Le secret de cet empire qu’a exercé de nos jours le gouslo est dans le caractère même de la race dont il reflète profondément tous les instincts. C’est ainsi que le genre de merveilleux ou d’idéal qui lui est propre se résume dans un culte général de la nature vivante, et ce culte est le trait distinctif des populations slaves. Les superstitions qu’il perpétue peuvent paraître bizarres, mais elles conservent la nationalité; elles relèvent par le charme du souvenir aux yeux de l’opprimé les tristes vulgarités de la vie présente. Laboureurs avant tout, les Slaves se rattachent de mille manières aux phénomènes du monde physique, sur lesquels leur genre de vie les force de tenir les yeux constamment ouverts. Leur poésie s’est donc pénétrée du caractère des saisons, de la couleur des lacs, des nuages, des forêts, et du sol même où elle a pris naissance. Les Slaves ont gardé comme un vague souvenir des antiques rêveries de la métempsycose, et dans leurs légendes ils animent la nature entière.

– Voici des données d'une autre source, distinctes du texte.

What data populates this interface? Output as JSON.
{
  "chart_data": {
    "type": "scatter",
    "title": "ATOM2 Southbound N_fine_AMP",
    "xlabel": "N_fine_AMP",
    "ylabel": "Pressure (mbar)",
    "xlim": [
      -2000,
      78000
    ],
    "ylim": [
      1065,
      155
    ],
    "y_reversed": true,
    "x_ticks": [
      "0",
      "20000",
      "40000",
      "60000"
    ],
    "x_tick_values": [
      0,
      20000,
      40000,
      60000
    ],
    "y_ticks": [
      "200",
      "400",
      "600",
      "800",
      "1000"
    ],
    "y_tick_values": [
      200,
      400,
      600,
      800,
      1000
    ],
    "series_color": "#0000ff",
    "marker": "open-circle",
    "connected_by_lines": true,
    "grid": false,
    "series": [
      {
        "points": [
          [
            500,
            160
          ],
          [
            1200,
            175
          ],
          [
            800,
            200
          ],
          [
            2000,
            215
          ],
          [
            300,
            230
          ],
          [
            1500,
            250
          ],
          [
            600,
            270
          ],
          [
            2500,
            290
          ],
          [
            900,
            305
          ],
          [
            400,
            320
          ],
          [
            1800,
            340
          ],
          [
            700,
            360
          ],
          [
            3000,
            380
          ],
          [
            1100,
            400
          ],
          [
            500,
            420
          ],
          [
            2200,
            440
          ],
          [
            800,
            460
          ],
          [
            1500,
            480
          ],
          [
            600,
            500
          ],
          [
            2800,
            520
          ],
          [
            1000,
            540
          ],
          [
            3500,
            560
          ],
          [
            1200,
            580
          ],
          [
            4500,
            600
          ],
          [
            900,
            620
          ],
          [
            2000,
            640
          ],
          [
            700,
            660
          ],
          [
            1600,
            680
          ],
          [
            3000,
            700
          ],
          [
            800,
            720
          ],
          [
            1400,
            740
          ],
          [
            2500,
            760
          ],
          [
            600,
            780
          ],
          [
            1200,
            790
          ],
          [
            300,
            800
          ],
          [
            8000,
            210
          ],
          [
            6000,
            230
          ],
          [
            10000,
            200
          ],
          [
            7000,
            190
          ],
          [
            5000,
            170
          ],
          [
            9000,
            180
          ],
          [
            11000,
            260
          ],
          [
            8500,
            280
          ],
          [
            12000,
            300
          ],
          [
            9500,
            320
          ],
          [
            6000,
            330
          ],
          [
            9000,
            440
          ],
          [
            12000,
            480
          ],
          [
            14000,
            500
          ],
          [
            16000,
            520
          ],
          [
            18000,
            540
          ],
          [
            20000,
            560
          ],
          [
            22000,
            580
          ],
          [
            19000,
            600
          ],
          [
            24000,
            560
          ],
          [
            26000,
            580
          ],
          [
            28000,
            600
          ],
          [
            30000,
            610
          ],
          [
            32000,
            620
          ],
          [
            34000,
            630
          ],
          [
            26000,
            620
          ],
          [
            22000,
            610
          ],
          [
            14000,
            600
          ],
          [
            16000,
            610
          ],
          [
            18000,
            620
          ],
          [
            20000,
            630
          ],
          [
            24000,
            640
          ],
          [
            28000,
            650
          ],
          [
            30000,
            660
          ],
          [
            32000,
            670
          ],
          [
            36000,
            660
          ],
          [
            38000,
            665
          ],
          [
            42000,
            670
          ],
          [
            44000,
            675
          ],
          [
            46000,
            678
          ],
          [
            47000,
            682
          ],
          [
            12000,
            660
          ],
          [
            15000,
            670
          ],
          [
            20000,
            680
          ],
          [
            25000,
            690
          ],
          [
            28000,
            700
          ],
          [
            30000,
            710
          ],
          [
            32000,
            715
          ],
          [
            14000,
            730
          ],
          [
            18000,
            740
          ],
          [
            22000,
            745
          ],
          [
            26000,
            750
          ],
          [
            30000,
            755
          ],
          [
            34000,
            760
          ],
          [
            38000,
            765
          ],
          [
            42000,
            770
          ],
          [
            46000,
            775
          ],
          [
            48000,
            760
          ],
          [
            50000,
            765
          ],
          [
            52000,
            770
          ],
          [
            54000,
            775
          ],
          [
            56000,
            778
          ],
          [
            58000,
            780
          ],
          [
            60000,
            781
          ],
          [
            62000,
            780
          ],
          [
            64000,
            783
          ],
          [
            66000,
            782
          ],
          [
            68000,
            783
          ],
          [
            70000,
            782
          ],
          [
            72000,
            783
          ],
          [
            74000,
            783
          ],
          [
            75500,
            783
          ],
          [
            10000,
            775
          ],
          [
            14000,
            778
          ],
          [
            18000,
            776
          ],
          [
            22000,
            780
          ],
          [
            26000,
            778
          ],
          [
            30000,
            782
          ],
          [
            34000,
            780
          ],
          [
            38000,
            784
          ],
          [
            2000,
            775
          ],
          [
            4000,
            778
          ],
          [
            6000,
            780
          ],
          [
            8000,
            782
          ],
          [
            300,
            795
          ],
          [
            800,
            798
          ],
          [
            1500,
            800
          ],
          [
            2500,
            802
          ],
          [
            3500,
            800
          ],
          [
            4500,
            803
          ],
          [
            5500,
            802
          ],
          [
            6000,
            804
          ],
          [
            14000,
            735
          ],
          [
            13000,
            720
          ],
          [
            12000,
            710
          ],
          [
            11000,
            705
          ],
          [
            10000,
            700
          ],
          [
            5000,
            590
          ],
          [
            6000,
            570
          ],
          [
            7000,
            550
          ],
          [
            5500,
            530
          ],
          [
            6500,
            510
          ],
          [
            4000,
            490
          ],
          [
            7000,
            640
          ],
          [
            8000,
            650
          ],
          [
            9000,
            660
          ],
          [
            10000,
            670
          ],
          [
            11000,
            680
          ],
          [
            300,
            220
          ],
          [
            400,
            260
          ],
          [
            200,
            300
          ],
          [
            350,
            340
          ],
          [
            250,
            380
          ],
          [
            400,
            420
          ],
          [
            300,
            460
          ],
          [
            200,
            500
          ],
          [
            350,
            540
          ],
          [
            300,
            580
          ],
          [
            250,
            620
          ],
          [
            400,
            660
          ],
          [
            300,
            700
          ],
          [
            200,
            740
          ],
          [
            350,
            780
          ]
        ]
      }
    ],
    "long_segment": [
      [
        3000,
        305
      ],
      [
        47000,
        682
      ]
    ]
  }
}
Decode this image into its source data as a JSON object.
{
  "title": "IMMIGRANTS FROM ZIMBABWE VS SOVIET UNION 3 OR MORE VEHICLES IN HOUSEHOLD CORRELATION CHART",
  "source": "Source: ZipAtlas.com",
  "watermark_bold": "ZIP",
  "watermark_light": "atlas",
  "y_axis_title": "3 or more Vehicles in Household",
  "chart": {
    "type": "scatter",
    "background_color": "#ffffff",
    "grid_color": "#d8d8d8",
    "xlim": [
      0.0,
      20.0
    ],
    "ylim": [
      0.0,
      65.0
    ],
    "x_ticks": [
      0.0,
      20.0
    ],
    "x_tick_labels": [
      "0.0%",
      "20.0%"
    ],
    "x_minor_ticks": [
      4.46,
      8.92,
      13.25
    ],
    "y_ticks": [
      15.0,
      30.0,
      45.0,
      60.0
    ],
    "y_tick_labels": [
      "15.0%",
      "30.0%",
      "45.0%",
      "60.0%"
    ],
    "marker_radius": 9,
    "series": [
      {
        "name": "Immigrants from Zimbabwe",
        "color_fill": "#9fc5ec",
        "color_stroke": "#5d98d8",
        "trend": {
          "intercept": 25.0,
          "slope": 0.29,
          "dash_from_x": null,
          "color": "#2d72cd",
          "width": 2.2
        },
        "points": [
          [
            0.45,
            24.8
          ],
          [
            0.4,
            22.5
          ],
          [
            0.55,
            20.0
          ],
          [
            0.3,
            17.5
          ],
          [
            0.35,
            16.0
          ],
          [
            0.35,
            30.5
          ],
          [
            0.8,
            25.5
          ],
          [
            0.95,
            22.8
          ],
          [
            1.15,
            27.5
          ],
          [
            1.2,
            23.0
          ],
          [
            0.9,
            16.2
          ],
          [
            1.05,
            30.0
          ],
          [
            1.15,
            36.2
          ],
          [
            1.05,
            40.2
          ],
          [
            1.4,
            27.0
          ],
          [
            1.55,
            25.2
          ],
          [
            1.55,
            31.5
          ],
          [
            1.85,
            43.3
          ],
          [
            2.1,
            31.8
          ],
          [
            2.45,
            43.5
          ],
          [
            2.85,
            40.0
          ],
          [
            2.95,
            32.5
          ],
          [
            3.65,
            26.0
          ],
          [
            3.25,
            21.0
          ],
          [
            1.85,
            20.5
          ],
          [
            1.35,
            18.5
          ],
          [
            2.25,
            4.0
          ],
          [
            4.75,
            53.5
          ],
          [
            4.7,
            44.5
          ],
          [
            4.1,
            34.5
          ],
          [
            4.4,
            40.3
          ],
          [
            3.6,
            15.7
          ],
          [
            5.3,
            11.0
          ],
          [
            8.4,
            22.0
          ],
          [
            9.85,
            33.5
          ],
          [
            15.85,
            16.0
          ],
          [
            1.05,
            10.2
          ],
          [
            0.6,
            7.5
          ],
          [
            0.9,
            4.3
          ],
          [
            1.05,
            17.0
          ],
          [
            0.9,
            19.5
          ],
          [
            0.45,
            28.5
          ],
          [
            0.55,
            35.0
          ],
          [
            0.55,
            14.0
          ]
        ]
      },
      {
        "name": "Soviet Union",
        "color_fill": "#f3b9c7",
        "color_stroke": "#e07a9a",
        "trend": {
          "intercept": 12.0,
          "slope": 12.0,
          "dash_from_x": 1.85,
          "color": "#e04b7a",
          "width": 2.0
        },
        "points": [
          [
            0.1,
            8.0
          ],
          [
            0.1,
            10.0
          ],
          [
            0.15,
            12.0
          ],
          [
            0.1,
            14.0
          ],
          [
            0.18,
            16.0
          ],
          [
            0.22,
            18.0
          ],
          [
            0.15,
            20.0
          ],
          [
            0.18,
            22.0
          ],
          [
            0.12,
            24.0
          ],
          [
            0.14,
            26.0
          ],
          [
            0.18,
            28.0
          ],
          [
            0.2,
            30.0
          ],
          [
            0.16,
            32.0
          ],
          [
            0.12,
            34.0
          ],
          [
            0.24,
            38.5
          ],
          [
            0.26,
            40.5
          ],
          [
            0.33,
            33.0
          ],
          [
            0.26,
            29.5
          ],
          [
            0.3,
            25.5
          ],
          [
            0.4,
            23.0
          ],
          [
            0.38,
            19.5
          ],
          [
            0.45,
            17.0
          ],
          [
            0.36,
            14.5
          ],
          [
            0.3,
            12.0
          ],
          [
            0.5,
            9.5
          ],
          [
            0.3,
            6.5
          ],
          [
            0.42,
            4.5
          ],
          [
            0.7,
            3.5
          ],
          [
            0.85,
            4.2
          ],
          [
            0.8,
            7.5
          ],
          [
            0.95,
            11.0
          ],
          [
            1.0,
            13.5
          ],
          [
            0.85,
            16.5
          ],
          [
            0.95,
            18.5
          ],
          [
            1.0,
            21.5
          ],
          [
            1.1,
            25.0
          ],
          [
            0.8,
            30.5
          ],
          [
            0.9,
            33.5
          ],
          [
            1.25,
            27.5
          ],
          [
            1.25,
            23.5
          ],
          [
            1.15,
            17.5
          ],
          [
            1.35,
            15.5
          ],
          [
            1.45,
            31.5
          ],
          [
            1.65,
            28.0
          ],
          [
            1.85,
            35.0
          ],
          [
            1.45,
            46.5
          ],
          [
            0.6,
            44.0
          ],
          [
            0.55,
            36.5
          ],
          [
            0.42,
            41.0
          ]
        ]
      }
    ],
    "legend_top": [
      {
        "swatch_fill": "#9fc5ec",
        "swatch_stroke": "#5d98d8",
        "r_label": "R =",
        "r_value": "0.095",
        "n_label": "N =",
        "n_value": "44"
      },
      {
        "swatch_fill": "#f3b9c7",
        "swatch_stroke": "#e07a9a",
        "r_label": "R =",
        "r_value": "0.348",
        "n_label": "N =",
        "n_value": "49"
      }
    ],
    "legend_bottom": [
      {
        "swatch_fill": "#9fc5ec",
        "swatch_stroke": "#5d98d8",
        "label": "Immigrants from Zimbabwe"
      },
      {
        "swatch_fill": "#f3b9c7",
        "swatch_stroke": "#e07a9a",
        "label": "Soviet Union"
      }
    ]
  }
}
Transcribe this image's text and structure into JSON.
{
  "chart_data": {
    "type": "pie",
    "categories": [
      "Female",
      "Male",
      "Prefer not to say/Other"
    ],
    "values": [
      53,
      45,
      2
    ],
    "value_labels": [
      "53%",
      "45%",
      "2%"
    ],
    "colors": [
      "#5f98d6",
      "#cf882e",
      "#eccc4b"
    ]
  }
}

Le rôle attribué aux fées ou vilas répond à cette tendance du génie slave. Chaque fontaine, chaque colline a une fée ou vila pour gardienne. Ces nymphes sont tantôt propices, tantôt ennemies; elles chevauchent à travers les forêts sur des animaux enchantés, elles dansent la nuit ensemble au bord des ruisseaux; elles s’éprennent quelquefois d’amour pour les jeunes gens, mais ne se laissent jamais saisir. Les oiseaux sont, comme les vilas, l’objet d’une sorte de culte. Les femmes serbes racontent comment une jeune fille, ayant perdu son frère, ne put jamais se consoler, et à force de gémir, elle finit par être transformée en cet oiseau plaintif qu’on appelle aujourd’hui le coucou. Cet oiseau est le symbole des funérailles, et on le trouve souvent représenté sur les croix des cimetières. En Russie, en Pologne, partout, le cri du coucou fait naître des pressentimens lugubres et annonce des malheurs de famille. Quant au rossignol, chez tous les Slaves, il symbolise la tristesse, et sa voix entendue la nuit apporte aux amans un présage d’infidélité. Aussi lit-on dans une kracoviaka[1] : « Il a dit vrai, l’oiseau mélodieux qui, cette nuit, dans le bocage, m’a annoncé la trahison. — Non, elle ne sera point ma

  1. Chanson de danse.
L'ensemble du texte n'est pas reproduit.